The free tier is 15 tasks per day (of gemini-2.5-pro) which is EXTREMELY generous. I've had plenty of tasks run for 1-2 hours. I do think that after 1 or 2 hours it's told it needs to wrap up and just present what it's done; I couldn't get it to keep going longer than 2 hours. But Jules is very slow as it seems to be batch processing on spare capacity, so 15+ hours a day is not quite as absurd as it sounds.
I haven't tried Jules in a couple weeks, but the UI/UX had a lot of issues such as not being given any progress updates for very long times. The worst thing was not being able to see what it was doing and correct it: you only see the state of files (without a usable diff viewer, WTF) at the last point that the agent decided to show you anything (the last time it completed a todo list item I think, and I couldn't get it to update the state when asked, though it will send a PR if you ask), and gemini-2.5-pro can often try really stupid things as it tries to debug. I've also been impressed at its debugging abilities a number of times.
Still, I found Jules far more usable than Gemini CLI (free tier), where Gemini just constantly stops for no reason and needs to be told to continue, and I exhausted the usage limit in minutes.

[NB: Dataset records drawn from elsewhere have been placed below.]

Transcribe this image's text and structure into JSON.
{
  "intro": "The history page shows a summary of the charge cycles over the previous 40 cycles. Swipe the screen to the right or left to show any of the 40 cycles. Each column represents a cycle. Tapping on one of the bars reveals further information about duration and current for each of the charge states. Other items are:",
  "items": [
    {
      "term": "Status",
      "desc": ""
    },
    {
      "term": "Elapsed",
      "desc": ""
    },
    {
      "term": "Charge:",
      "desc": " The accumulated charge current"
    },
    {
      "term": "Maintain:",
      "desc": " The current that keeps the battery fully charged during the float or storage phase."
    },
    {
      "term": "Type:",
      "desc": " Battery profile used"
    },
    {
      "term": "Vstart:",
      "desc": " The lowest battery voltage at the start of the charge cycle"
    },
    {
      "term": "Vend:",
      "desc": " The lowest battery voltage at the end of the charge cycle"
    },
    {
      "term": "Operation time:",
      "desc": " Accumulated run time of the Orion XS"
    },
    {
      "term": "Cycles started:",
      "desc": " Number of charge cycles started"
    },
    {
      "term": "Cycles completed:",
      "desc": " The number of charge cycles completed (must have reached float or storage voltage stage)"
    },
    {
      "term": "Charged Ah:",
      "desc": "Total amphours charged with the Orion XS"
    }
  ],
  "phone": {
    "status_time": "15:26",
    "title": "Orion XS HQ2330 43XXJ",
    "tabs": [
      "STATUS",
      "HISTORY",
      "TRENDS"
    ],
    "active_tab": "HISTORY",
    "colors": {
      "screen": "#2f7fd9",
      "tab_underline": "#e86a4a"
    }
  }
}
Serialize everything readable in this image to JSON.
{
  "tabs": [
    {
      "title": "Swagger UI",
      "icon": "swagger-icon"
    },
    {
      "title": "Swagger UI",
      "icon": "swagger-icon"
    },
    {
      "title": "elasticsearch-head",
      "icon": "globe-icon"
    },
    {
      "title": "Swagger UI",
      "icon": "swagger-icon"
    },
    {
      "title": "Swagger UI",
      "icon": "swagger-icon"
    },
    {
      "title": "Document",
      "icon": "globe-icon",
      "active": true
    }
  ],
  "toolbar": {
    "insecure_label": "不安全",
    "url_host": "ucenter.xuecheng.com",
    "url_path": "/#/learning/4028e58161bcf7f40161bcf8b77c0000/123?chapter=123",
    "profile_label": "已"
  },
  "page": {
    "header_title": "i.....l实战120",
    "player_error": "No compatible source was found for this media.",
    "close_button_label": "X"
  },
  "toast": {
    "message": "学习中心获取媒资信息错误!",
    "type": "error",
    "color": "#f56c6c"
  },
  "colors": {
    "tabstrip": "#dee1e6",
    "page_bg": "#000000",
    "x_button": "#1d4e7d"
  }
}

Aside from the unlimited free tier, probably the best part of Jules are its automated code reviews. Once, I was writing up some extensive comments on its code and then unexpectedly a code review was dropped in the conversation which gave exactly the same feedback I was writing. Unfortunately if it never reaches the point of submitting for review, it doesn't get an automated review. It does often ask for feedback before it's done, which is nice. So probably I needed to prompt better.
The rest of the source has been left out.